Something like init-regs I'd not like.  But the above should be
detectable by store-merging in some way - store-merging can
merge across "uninitialized" bits (by using zeroing or any
other convenient value).

Comment 34 Andrew Pinski 2020-01-14 08:19:58 UTC

(In reply to rguenther@suse.de from comment #33) 
> Something like init-regs I'd not like.  But the above should be
> detectable by store-merging in some way - store-merging can
> merge across "uninitialized" bits (by using zeroing or any
> other convenient value).

The problem is store merging might be too late.  I have bit-field lowering right now right before PRE.  that means we have lost information before we get to store-merging.  I have been working on the regressions that bit-field lowering and store-merging testcases are the biggest one; I have decided to implement that inside reassoc instead as we are really reassociating BIT_INSERT_EXPRs and are able to optimize some of them into byte swaps, vector constructors, etc.

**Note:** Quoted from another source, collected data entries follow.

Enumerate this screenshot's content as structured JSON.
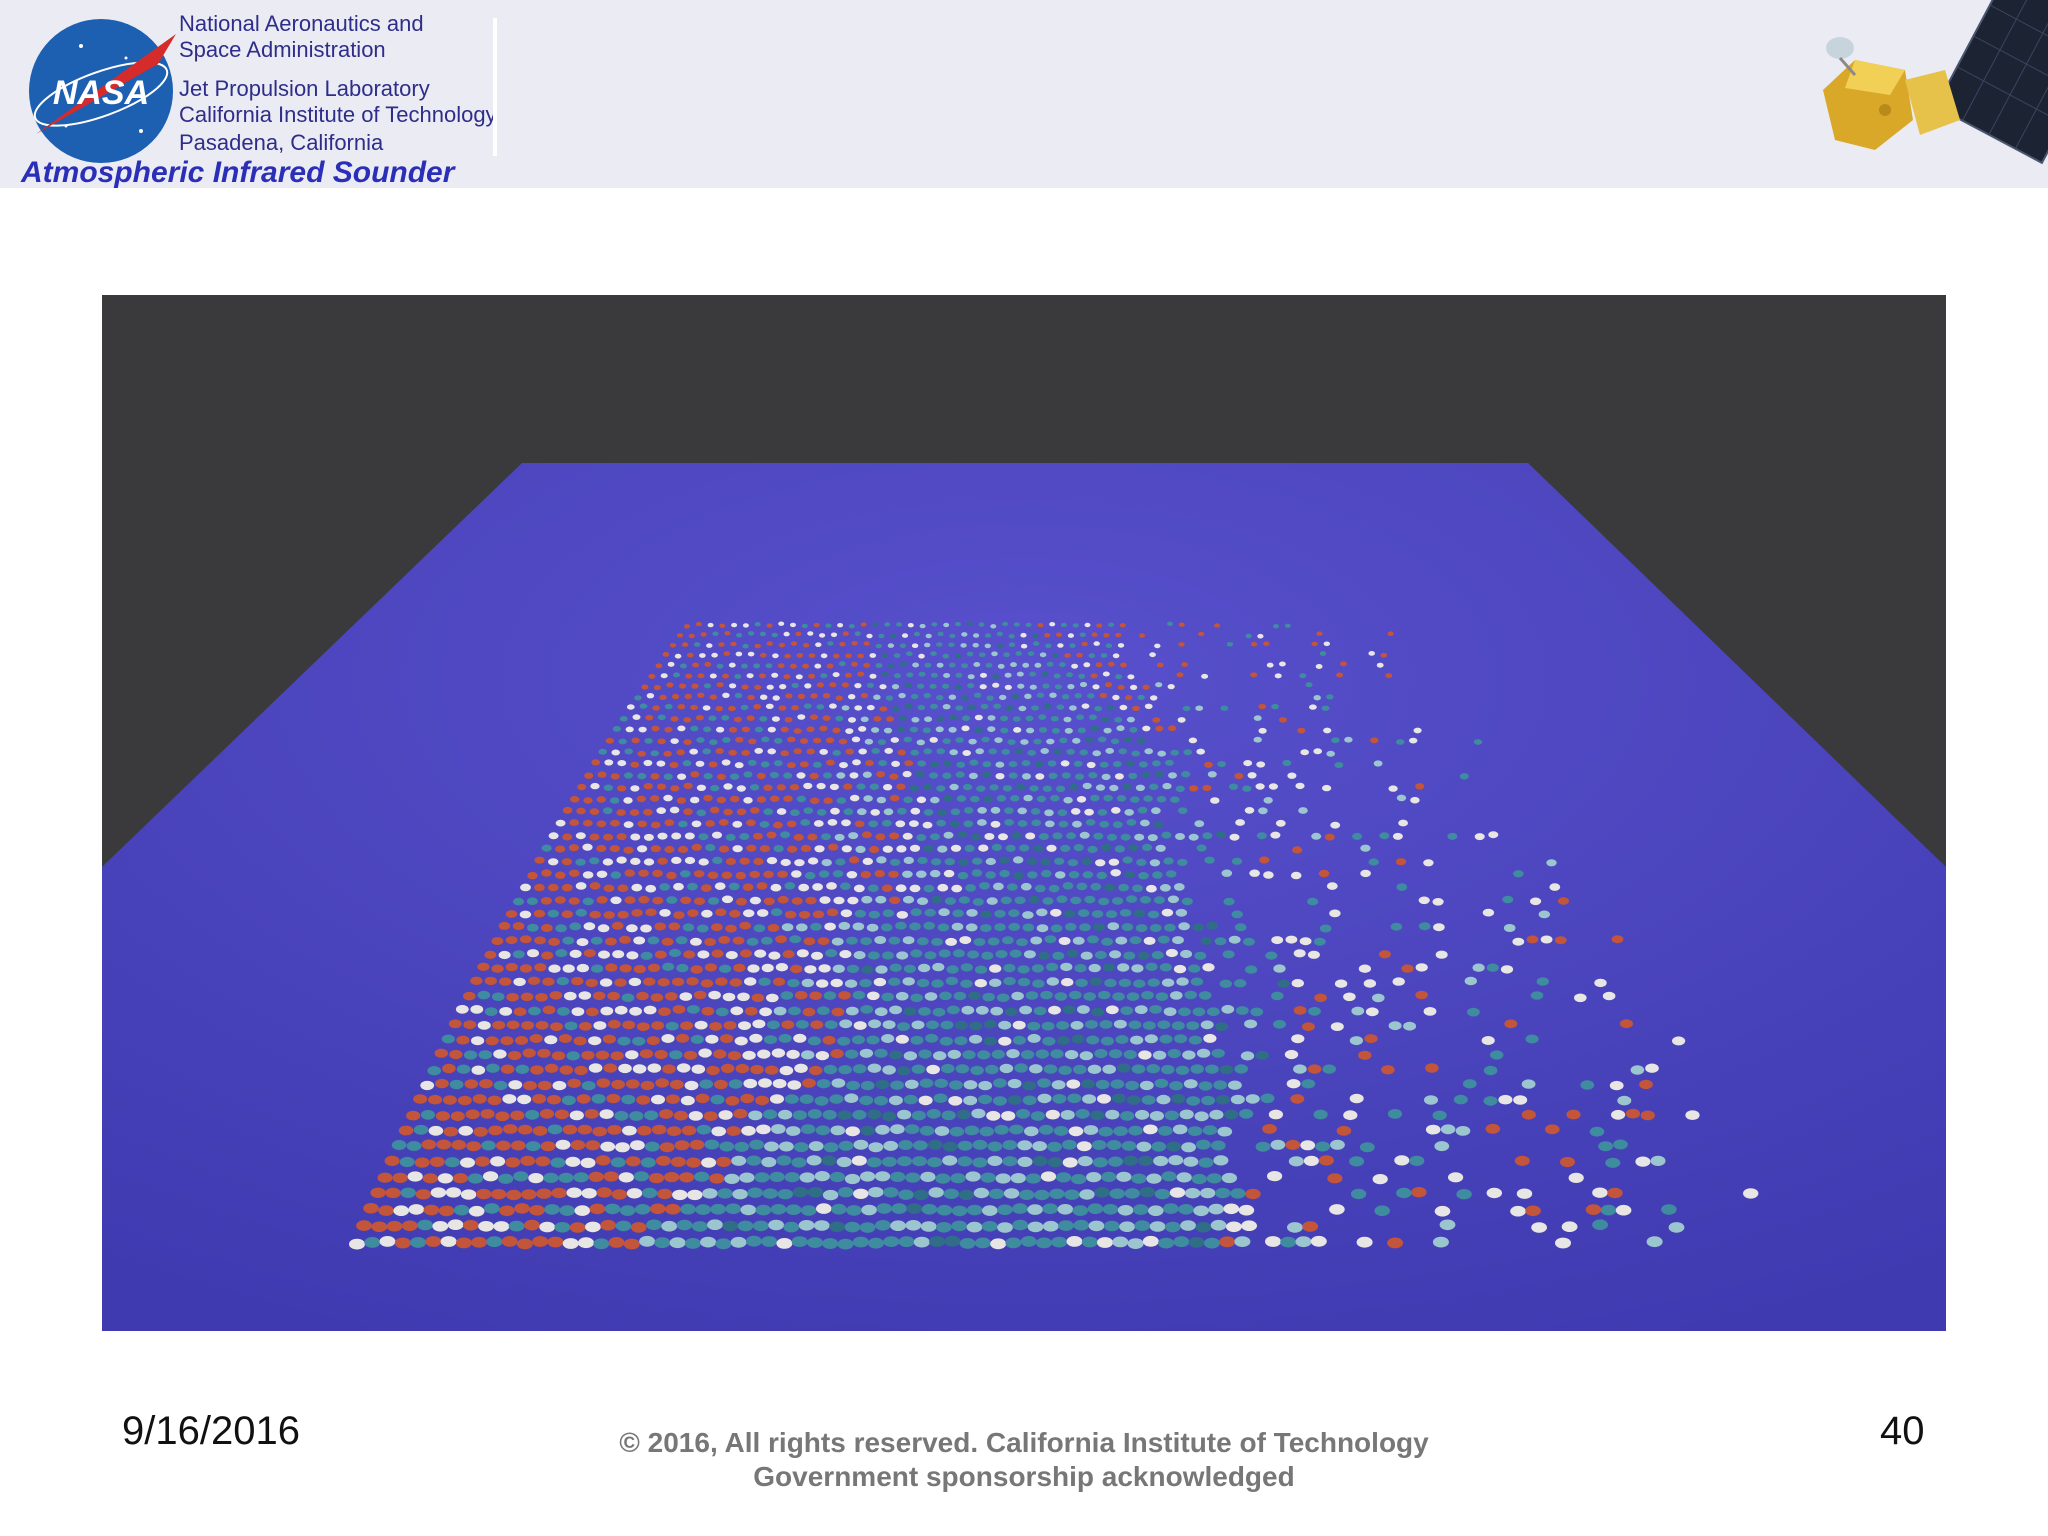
{
  "header": {
    "org_line1": "National Aeronautics and",
    "org_line2": "Space Administration",
    "lab_line1": "Jet Propulsion Laboratory",
    "lab_line2": "California Institute of Technology",
    "lab_line3": "Pasadena, California",
    "instrument": "Atmospheric Infrared Sounder",
    "logo_text": "NASA"
  },
  "colors": {
    "header_bg": "#ebebf3",
    "org_text": "#2e2e8a",
    "instrument_text": "#2b2fb8",
    "viz_background": "#3a3a3c",
    "viz_floor": "#4a45c0",
    "warm_marks": "#c2553a",
    "cool_marks": "#3f8ba0",
    "neutral_marks": "#e8e6e4"
  },
  "footer": {
    "date": "9/16/2016",
    "copyright_line1": "© 2016, All rights reserved. California Institute of Technology",
    "copyright_line2": "Government sponsorship acknowledged",
    "page_number": "40"
  }
}
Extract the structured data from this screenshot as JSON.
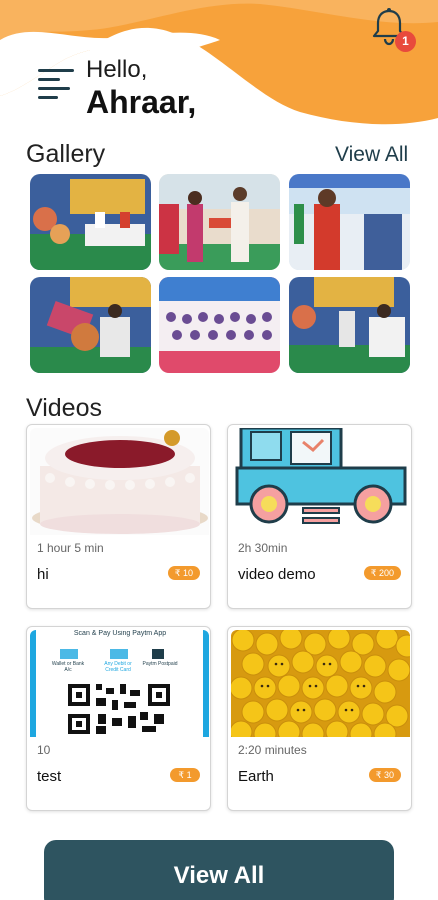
{
  "header": {
    "greeting": "Hello,",
    "user_name": "Ahraar,",
    "notification_count": "1",
    "accent_color": "#f7a23b"
  },
  "gallery": {
    "title": "Gallery",
    "view_all_label": "View All",
    "images": [
      {
        "subject": "stage-ceremony"
      },
      {
        "subject": "award-presentation"
      },
      {
        "subject": "speaker-at-podium"
      },
      {
        "subject": "honoring-guest"
      },
      {
        "subject": "seated-audience"
      },
      {
        "subject": "dignitaries-seated"
      }
    ]
  },
  "videos": {
    "title": "Videos",
    "items": [
      {
        "duration": "1 hour 5 min",
        "title": "hi",
        "price": "₹ 10",
        "thumb": "cake"
      },
      {
        "duration": "2h 30min",
        "title": "video demo",
        "price": "₹ 200",
        "thumb": "train"
      },
      {
        "duration": "10",
        "title": "test",
        "price": "₹ 1",
        "thumb": "qr-code"
      },
      {
        "duration": "2:20 minutes",
        "title": "Earth",
        "price": "₹ 30",
        "thumb": "yellow-heads"
      }
    ],
    "qr_thumb_text": {
      "heading": "Scan & Pay Using Paytm App",
      "option1": "Wallet or Bank A/c",
      "option2": "Any Debit or Credit Card",
      "option3": "Paytm Postpaid"
    }
  },
  "footer": {
    "view_all_button": "View All",
    "button_color": "#2e5460"
  }
}
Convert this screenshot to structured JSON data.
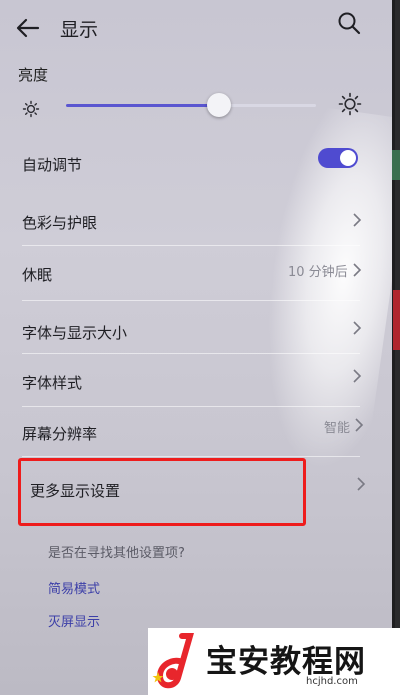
{
  "header": {
    "title": "显示",
    "back_icon": "arrow-left-icon",
    "search_icon": "search-icon"
  },
  "brightness": {
    "label": "亮度",
    "level_fraction": 0.61,
    "min_icon": "sun-small-icon",
    "max_icon": "sun-large-icon"
  },
  "rows": {
    "auto_adjust": {
      "label": "自动调节",
      "toggle_on": true
    },
    "color_eye": {
      "label": "色彩与护眼"
    },
    "sleep": {
      "label": "休眠",
      "value": "10 分钟后"
    },
    "font_display_size": {
      "label": "字体与显示大小"
    },
    "font_style": {
      "label": "字体样式"
    },
    "resolution": {
      "label": "屏幕分辨率",
      "value": "智能"
    },
    "more_settings": {
      "label": "更多显示设置"
    }
  },
  "suggestions": {
    "question": "是否在寻找其他设置项?",
    "links": [
      "简易模式",
      "灭屏显示"
    ]
  },
  "watermark": {
    "title": "宝安教程网",
    "url": "hcjhd.com"
  },
  "colors": {
    "accent": "#4f4bd0",
    "highlight_box": "#ee1c1c",
    "watermark_logo_red": "#e8262c"
  }
}
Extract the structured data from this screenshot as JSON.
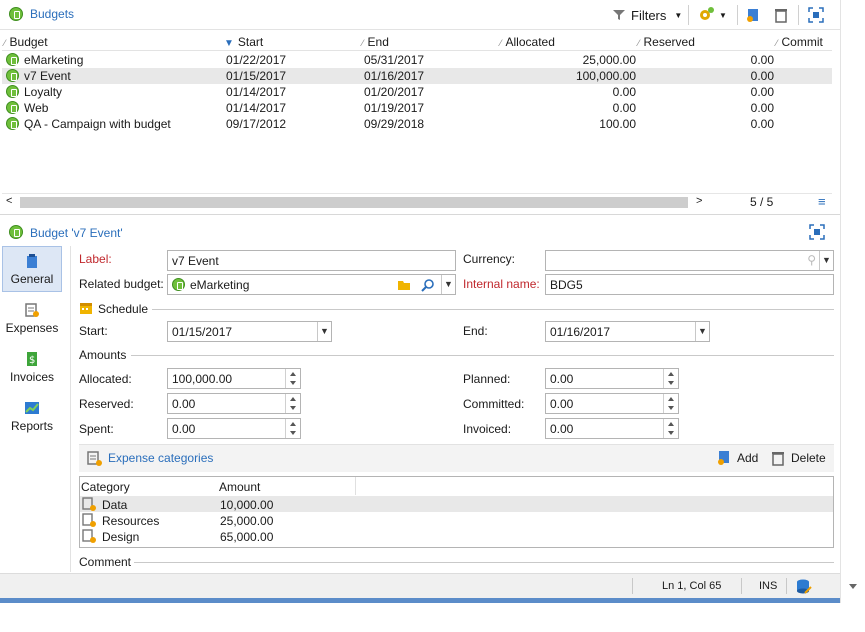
{
  "top": {
    "title": "Budgets",
    "filters_label": "Filters"
  },
  "grid": {
    "columns": [
      "Budget",
      "Start",
      "End",
      "Allocated",
      "Reserved",
      "Commit"
    ],
    "rows": [
      {
        "budget": "eMarketing",
        "start": "01/22/2017",
        "end": "05/31/2017",
        "allocated": "25,000.00",
        "reserved": "0.00"
      },
      {
        "budget": "v7 Event",
        "start": "01/15/2017",
        "end": "01/16/2017",
        "allocated": "100,000.00",
        "reserved": "0.00"
      },
      {
        "budget": "Loyalty",
        "start": "01/14/2017",
        "end": "01/20/2017",
        "allocated": "0.00",
        "reserved": "0.00"
      },
      {
        "budget": "Web",
        "start": "01/14/2017",
        "end": "01/19/2017",
        "allocated": "0.00",
        "reserved": "0.00"
      },
      {
        "budget": "QA - Campaign with budget",
        "start": "09/17/2012",
        "end": "09/29/2018",
        "allocated": "100.00",
        "reserved": "0.00"
      }
    ],
    "count": "5 / 5"
  },
  "detail": {
    "title": "Budget 'v7 Event'",
    "sidebar": [
      "General",
      "Expenses",
      "Invoices",
      "Reports"
    ],
    "label_label": "Label:",
    "label_value": "v7 Event",
    "currency_label": "Currency:",
    "currency_value": "",
    "related_label": "Related budget:",
    "related_value": "eMarketing",
    "internal_label": "Internal name:",
    "internal_value": "BDG5",
    "schedule_label": "Schedule",
    "start_label": "Start:",
    "start_value": "01/15/2017",
    "end_label": "End:",
    "end_value": "01/16/2017",
    "amounts_label": "Amounts",
    "allocated_label": "Allocated:",
    "allocated_value": "100,000.00",
    "planned_label": "Planned:",
    "planned_value": "0.00",
    "reserved_label": "Reserved:",
    "reserved_value": "0.00",
    "committed_label": "Committed:",
    "committed_value": "0.00",
    "spent_label": "Spent:",
    "spent_value": "0.00",
    "invoiced_label": "Invoiced:",
    "invoiced_value": "0.00",
    "expense_categories_label": "Expense categories",
    "add_label": "Add",
    "delete_label": "Delete",
    "cat_columns": [
      "Category",
      "Amount"
    ],
    "categories": [
      {
        "name": "Data",
        "amount": "10,000.00"
      },
      {
        "name": "Resources",
        "amount": "25,000.00"
      },
      {
        "name": "Design",
        "amount": "65,000.00"
      }
    ],
    "comment_label": "Comment"
  },
  "status": {
    "position": "Ln 1, Col 65",
    "mode": "INS"
  },
  "colors": {
    "accent": "#2a6ebb",
    "required": "#c0282d",
    "selection": "#e8e8e8"
  }
}
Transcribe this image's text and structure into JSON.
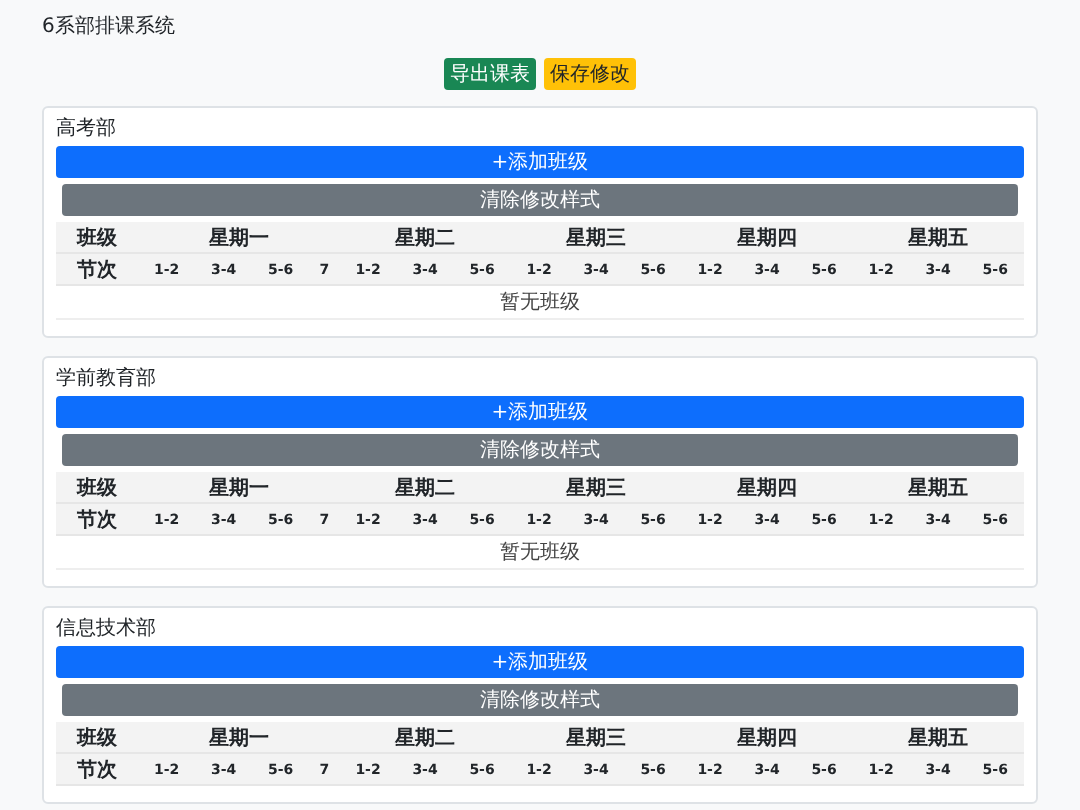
{
  "title": "6系部排课系统",
  "toolbar": [
    {
      "kind": "success",
      "label": "导出课表"
    },
    {
      "kind": "warning",
      "label": "保存修改"
    }
  ],
  "departments": [
    {
      "name": "高考部",
      "add_button": "+添加班级",
      "clear_button": "清除修改样式",
      "class_label": "班级",
      "period_label": "节次",
      "days": [
        {
          "label": "星期一",
          "periods": [
            "1-2",
            "3-4",
            "5-6",
            "7"
          ]
        },
        {
          "label": "星期二",
          "periods": [
            "1-2",
            "3-4",
            "5-6"
          ]
        },
        {
          "label": "星期三",
          "periods": [
            "1-2",
            "3-4",
            "5-6"
          ]
        },
        {
          "label": "星期四",
          "periods": [
            "1-2",
            "3-4",
            "5-6"
          ]
        },
        {
          "label": "星期五",
          "periods": [
            "1-2",
            "3-4",
            "5-6"
          ]
        }
      ],
      "empty_text": "暂无班级"
    },
    {
      "name": "学前教育部",
      "add_button": "+添加班级",
      "clear_button": "清除修改样式",
      "class_label": "班级",
      "period_label": "节次",
      "days": [
        {
          "label": "星期一",
          "periods": [
            "1-2",
            "3-4",
            "5-6",
            "7"
          ]
        },
        {
          "label": "星期二",
          "periods": [
            "1-2",
            "3-4",
            "5-6"
          ]
        },
        {
          "label": "星期三",
          "periods": [
            "1-2",
            "3-4",
            "5-6"
          ]
        },
        {
          "label": "星期四",
          "periods": [
            "1-2",
            "3-4",
            "5-6"
          ]
        },
        {
          "label": "星期五",
          "periods": [
            "1-2",
            "3-4",
            "5-6"
          ]
        }
      ],
      "empty_text": "暂无班级"
    },
    {
      "name": "信息技术部",
      "add_button": "+添加班级",
      "clear_button": "清除修改样式",
      "class_label": "班级",
      "period_label": "节次",
      "days": [
        {
          "label": "星期一",
          "periods": [
            "1-2",
            "3-4",
            "5-6",
            "7"
          ]
        },
        {
          "label": "星期二",
          "periods": [
            "1-2",
            "3-4",
            "5-6"
          ]
        },
        {
          "label": "星期三",
          "periods": [
            "1-2",
            "3-4",
            "5-6"
          ]
        },
        {
          "label": "星期四",
          "periods": [
            "1-2",
            "3-4",
            "5-6"
          ]
        },
        {
          "label": "星期五",
          "periods": [
            "1-2",
            "3-4",
            "5-6"
          ]
        }
      ]
    }
  ]
}
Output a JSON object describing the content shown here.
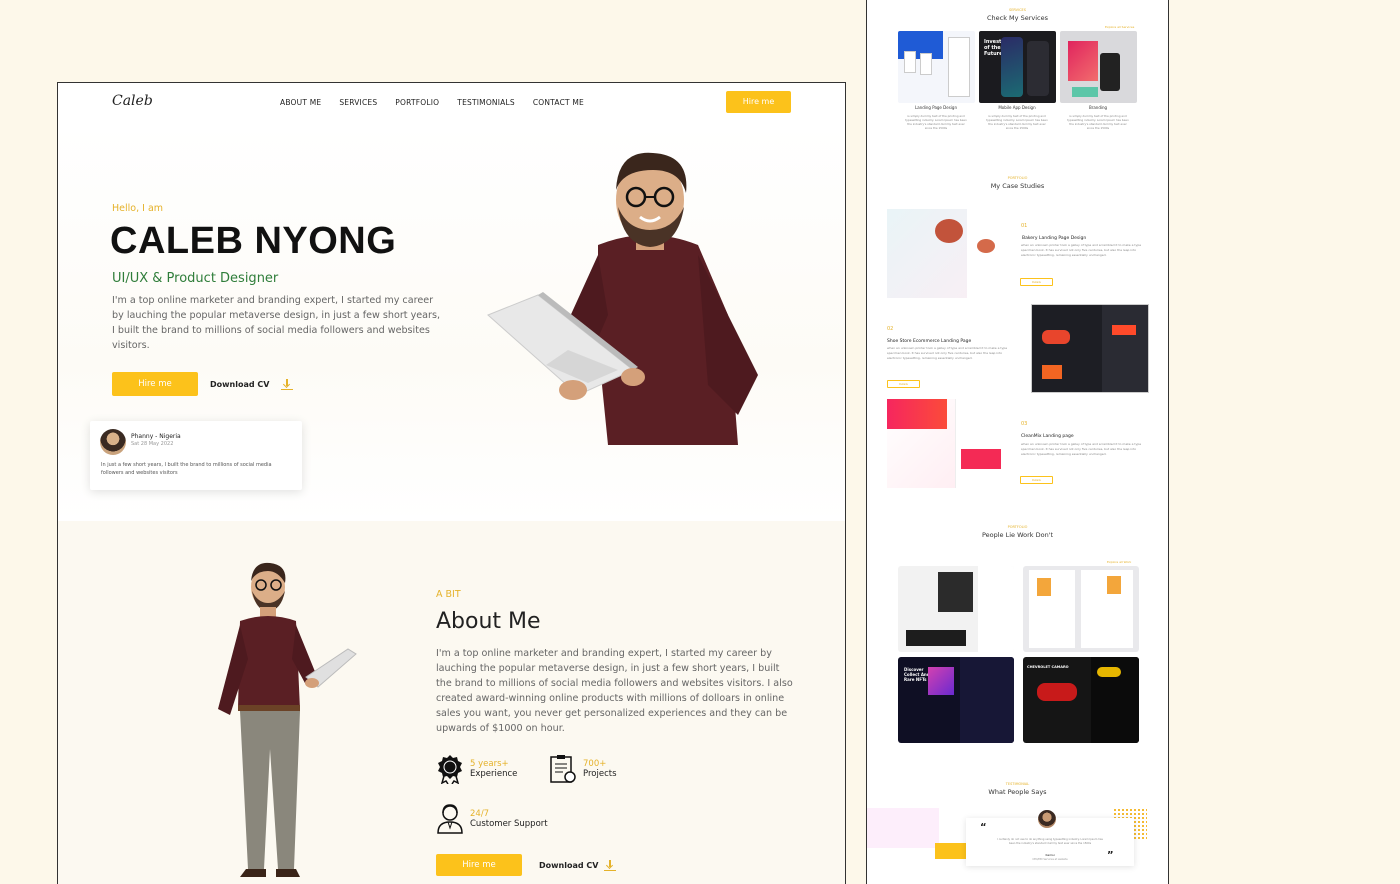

Comment 35 Jakub Jelinek 2021-04-27 11:37:32 UTC

GCC 11.1 has been released, retargeting bugs to GCC 11.2.

Comment 36 Richard Biener 2021-07-28 07:04:13 UTC

GCC 11.2 is being released, retargeting bugs to GCC 11.3

Comment 37 Richard Biener 2022-04-21 07:47:27 UTC

GCC 11.3 is being released, retargeting bugs to GCC 11.4.

Comment 38 Jakub Jelinek 2023-05-29 10:01:37 UTC

GCC 11.4 is being released, retargeting bugs to GCC 11.5.